“Do we belong?” That’s the question Sunayana Dumala asked in her Facebook post after she lost her husband to a hate crime last year. I took her question as the title of my short documentary, which recently premiered online at The Atlantic.
I read about Srinivas’ death, and the story really hit home. My father came to the US in the 80’s as a software engineer from India’s western neighbor, Pakistan, with a work ethic and ambition that reminded me of what I was reading about Srinivas. Even more than that, the descriptions of Srinivas’ positive nature and playful humor also felt very familiar. There was a sense that I somehow knew him.
Growing up in Long Island, we would hear stories about hate crimes against Muslims and other South Asians and Arabs around the country, regardless of their religious backgrounds, in the aftermath of events like the first World Trade Center bombing, the launching of Desert Storm, and, of course, in the wake of 9/11. It was something we talked a lot about in our community.

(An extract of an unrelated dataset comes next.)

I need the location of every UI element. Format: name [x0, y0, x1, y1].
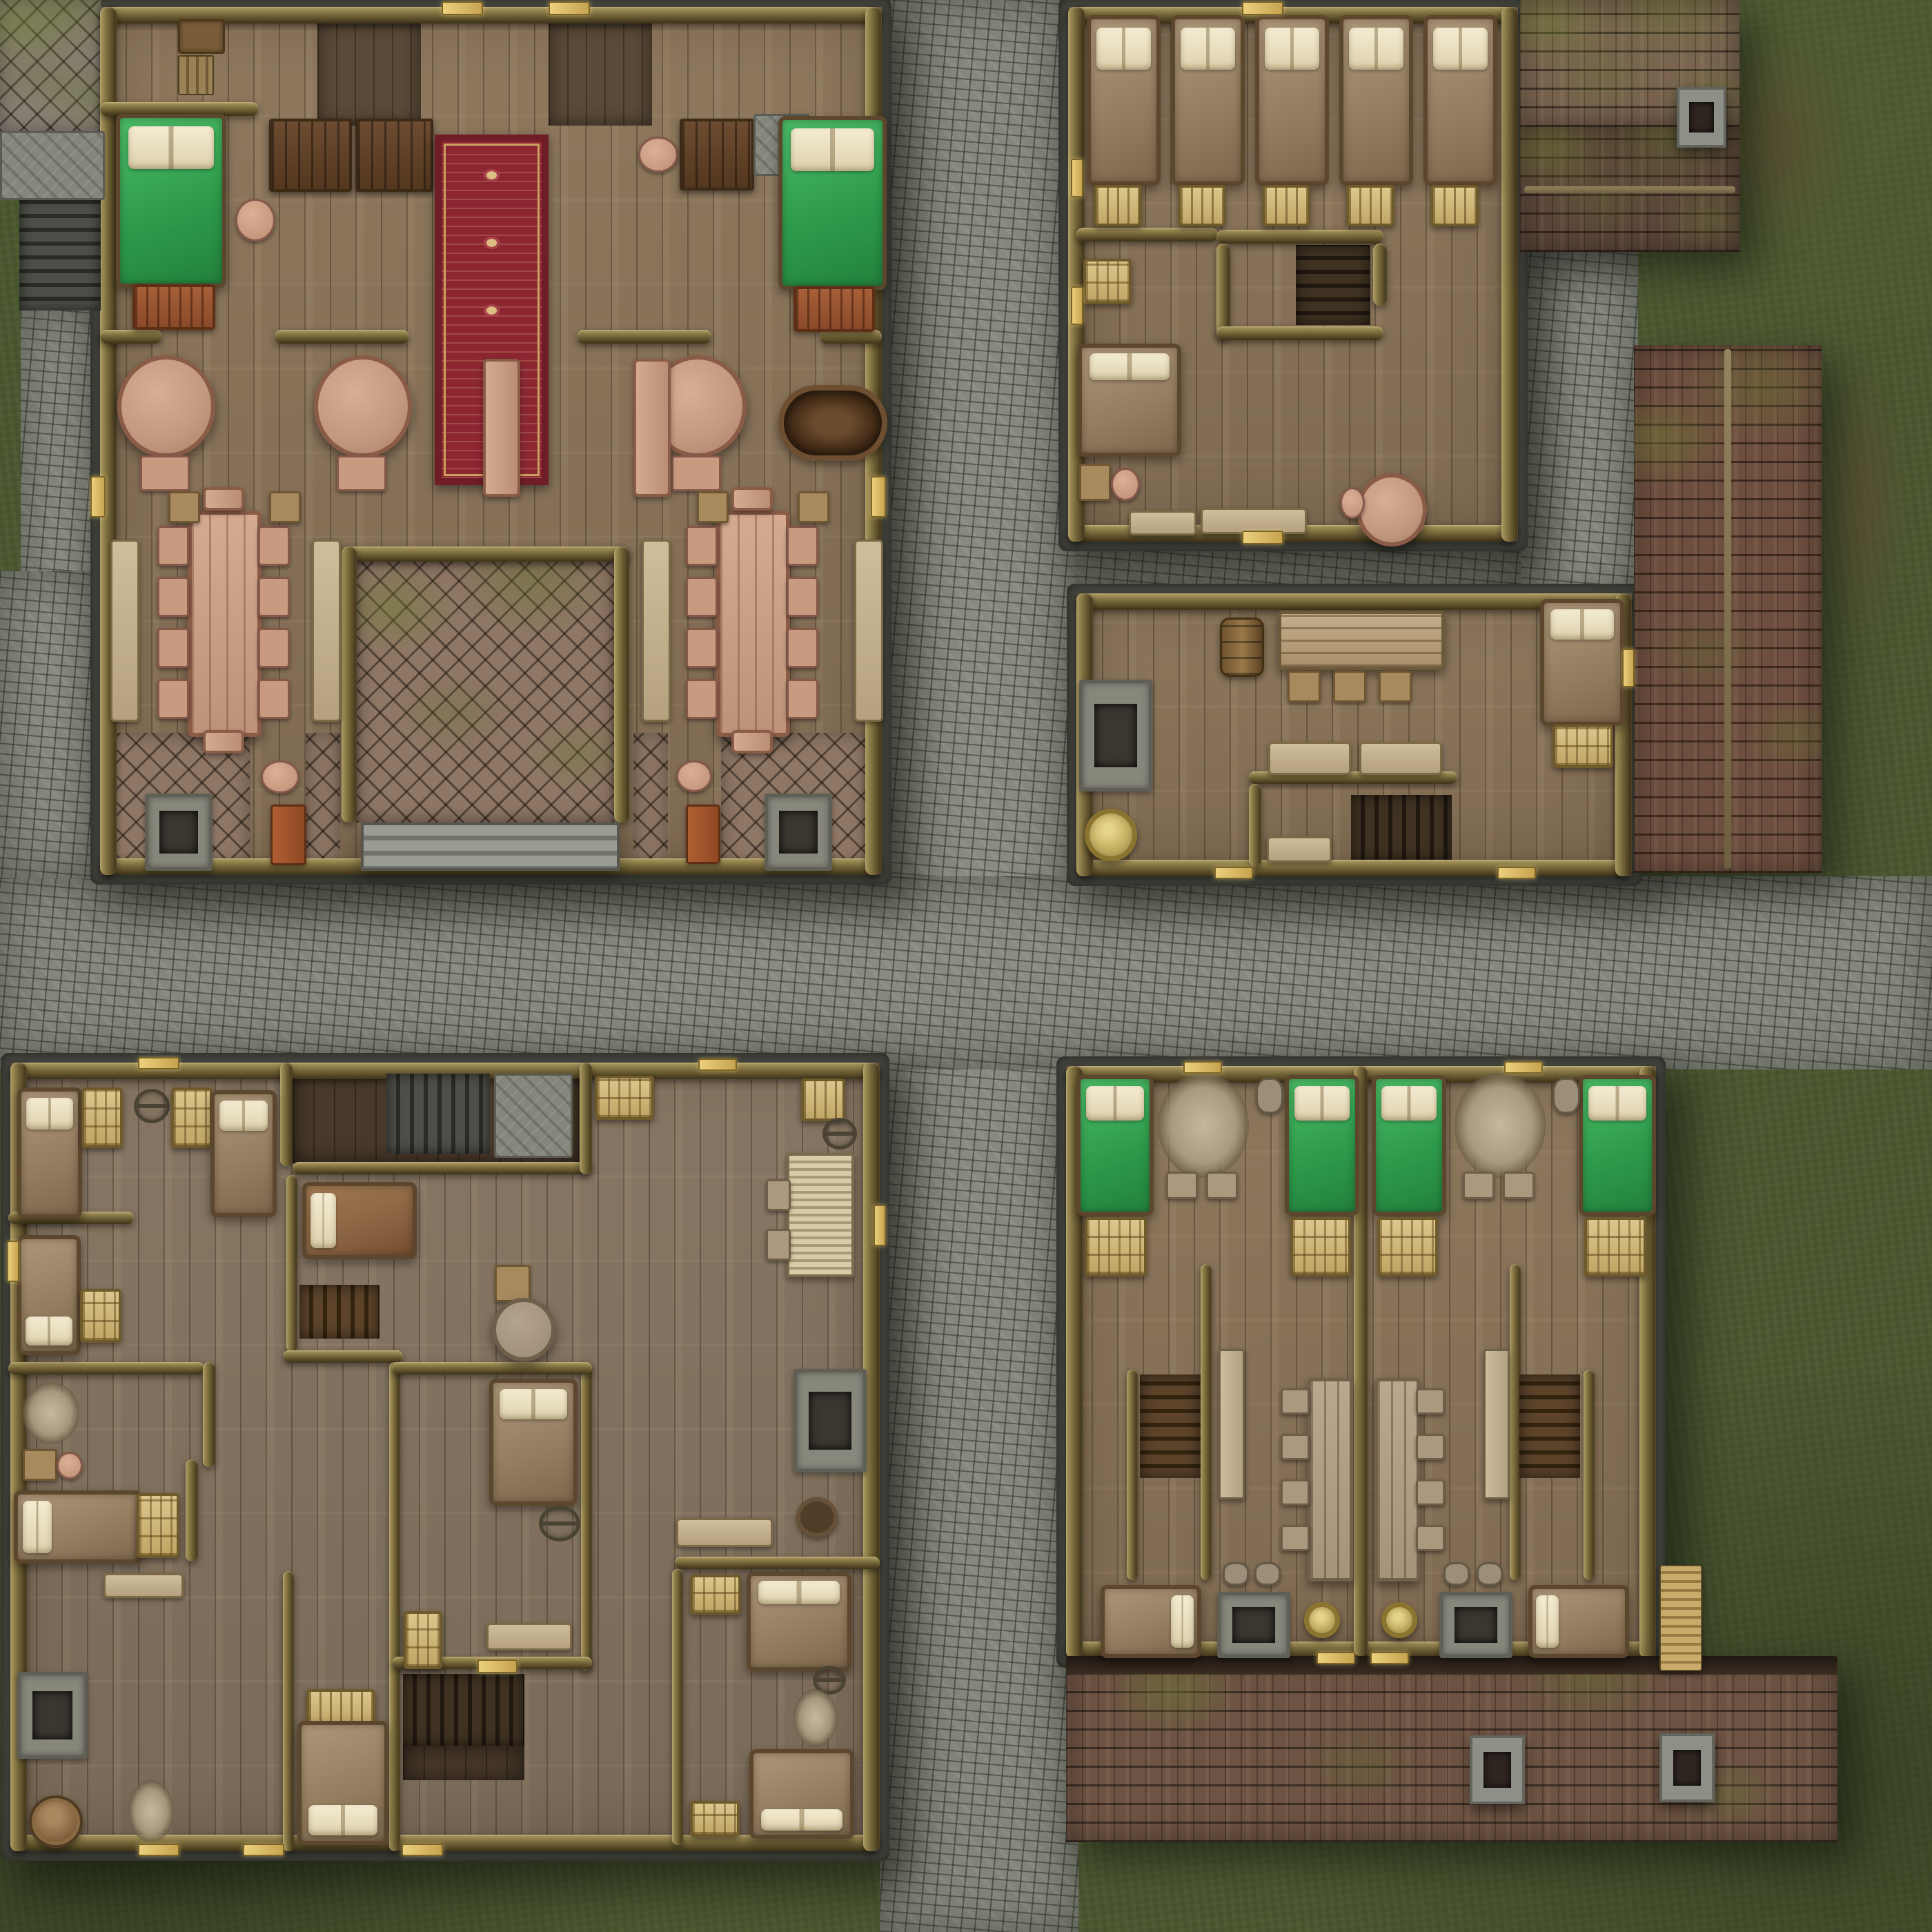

As we’ve seen over the years, there have been many unfortunate victims of Islamophobic violence in the United States. And this recent election has ushered in another major increase, the likes of which we haven’t seen since the days after 9/11. It is in this context that the tragedy in Olathe, Kansas took place. Although Srinivas was a Hindu, he was identified with the same amorphous threat, by a man who seemed to be searching for a suitable target for his hatred and frustration. It’s an all too common story. This was the worst kind of result: murder. But incidents borne from the same kind of ignorance and malice are happening every day. From hurled insults to broken bones, to shattered windows and burned down houses of worship.

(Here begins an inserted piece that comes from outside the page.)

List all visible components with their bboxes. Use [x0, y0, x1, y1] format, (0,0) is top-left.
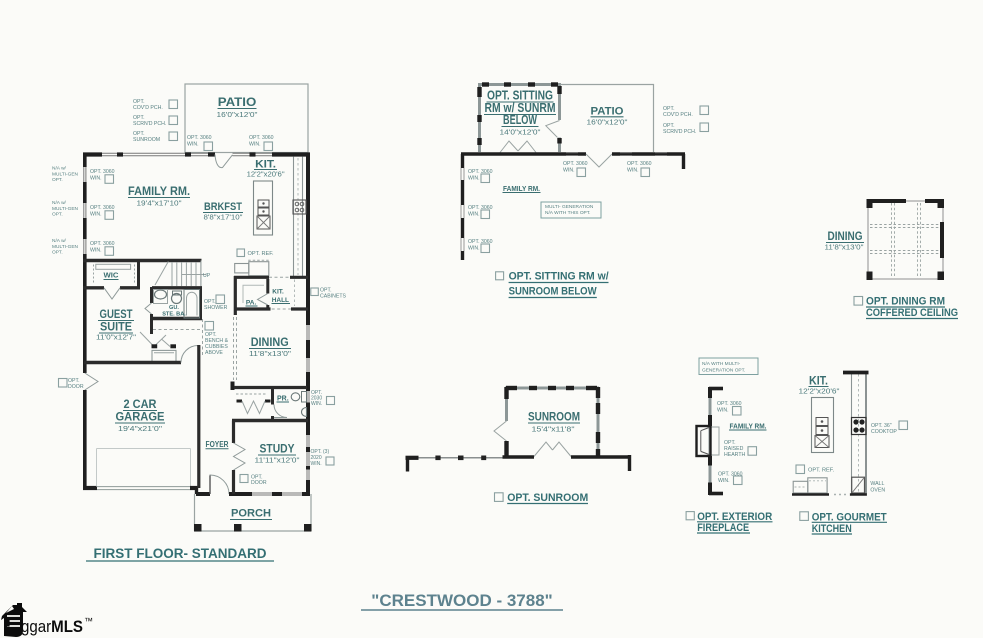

Sunayana’s question, “do we belong here?”, cuts to the heart of what has been on the minds of many as of late – both immigrants, as well as other marginalized groups. Sunayana has arrived at her own conclusion. And while everyone has to find that for themselves, I was inspired by her incredible strength and perseverance in the face of so much adversity. And I am doing what I can to pass along her message of hope and resilience.